Brand
Brand

Reputation: 1701

how does this ruby code work for setting configuration

I see ruby code that looks like the following. It seems to be some sort of idiom for creating configuration or settings but I don't really understand it. Also, how would the Application.configure part of this code look?

MyApp::Application.configure do
  config.something = foo
  config.....
  config....
  .
  config....
end

Upvotes: 2

Views: 518

Answers (2)

Samy Dindane
Samy Dindane

Reputation: 18706

First of all, that configuration way is not specific to Ruby ; it's the applications (or libraries, gems) that choose to use it or not.

To explain you what does that code do, I'll take your snippet as an example:

MyApp::Application.configure do
  config.something = foo
end

Here, you are calling MyApp::Application.configure method, with no parameter. After the call, you're giving it a block.

You can think of blocks as a piece of code that you can use however you want.
They can be written in one single line or many:

{ puts 'hello' }
{ |param| puts param } # with passing it a param

# or 

do |param|
  puts param
end

(remember my_array.each do ... end? It's a block you pass it. ;) )

Now, that block would be called inside the configure method thanks to yield.

yield uses (or executes) the instructions of the block that has been passed to the method.

Example: Let's define a method with a yield inside of it:

def hello
  puts "Hello #{yield}"
end

If you call this method, you'd get a 'hello': no block given (yield) (LocalJumpError)'.

You need to pass it a block: hello { :Samy }.
The result would then be Hello Samy. As you can see, it simply used what was in the block passed to the method.

That's exactly what's happening in the Rails configuration code. You simply set config.something (config is a method) to some value, and that same config.something = foo is execute inside configure.
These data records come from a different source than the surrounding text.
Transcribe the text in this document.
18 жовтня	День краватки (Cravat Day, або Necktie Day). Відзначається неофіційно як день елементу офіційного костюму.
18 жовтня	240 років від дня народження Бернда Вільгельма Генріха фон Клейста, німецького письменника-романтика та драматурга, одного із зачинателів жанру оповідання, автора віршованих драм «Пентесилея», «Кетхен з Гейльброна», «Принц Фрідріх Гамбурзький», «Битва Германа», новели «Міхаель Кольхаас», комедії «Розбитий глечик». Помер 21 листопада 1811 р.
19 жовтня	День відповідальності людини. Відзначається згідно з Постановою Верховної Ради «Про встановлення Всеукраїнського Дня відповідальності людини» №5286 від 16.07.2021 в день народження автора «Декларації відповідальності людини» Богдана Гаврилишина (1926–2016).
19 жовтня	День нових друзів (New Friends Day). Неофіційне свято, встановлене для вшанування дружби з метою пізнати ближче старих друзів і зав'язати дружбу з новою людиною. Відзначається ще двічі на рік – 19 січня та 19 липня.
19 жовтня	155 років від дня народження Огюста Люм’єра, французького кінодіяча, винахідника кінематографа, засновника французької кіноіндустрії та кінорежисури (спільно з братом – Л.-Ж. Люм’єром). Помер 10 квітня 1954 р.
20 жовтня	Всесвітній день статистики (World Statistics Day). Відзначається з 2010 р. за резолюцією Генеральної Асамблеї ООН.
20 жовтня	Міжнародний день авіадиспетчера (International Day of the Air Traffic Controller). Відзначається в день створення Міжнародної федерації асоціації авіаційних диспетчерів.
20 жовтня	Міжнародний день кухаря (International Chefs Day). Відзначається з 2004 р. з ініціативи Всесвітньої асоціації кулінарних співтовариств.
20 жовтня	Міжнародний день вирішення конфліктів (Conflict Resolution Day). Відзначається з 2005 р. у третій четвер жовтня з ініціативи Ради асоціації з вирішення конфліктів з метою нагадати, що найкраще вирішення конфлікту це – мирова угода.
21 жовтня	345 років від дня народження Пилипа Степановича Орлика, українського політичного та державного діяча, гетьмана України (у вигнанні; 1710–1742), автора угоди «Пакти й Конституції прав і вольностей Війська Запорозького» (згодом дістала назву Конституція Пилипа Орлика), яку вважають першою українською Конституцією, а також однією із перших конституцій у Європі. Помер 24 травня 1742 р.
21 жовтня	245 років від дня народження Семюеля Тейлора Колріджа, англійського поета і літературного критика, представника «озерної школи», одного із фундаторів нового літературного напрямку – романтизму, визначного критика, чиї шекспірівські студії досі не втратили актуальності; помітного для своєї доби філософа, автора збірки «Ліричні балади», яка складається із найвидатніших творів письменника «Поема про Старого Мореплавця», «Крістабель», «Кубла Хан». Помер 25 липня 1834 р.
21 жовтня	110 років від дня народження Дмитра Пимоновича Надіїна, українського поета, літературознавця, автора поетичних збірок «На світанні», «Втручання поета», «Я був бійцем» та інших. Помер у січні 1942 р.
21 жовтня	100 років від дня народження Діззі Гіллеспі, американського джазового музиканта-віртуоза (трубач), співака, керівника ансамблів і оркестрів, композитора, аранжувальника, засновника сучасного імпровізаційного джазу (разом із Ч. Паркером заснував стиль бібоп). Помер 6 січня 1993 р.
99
You can learn more about yield and blocks here, and on this great book.

Upvotes: 4

Jesse Wolgamott
Jesse Wolgamott

Reputation: 40277

The part from "do" until "end" is called a block, and is getting passed to the configure class method on Application. (all ruby methods can accept arguments and a block)

so the Application.configure method is creating a configuration object with a set of defaults, and then calling the block. The block is then setting the values you see, having the effect of overriding them.

It's then setting that configuration object as a class variable (like a global variable) so that other classes can use the configuration object later in the application lifecycle.

Hope that simplified description helps!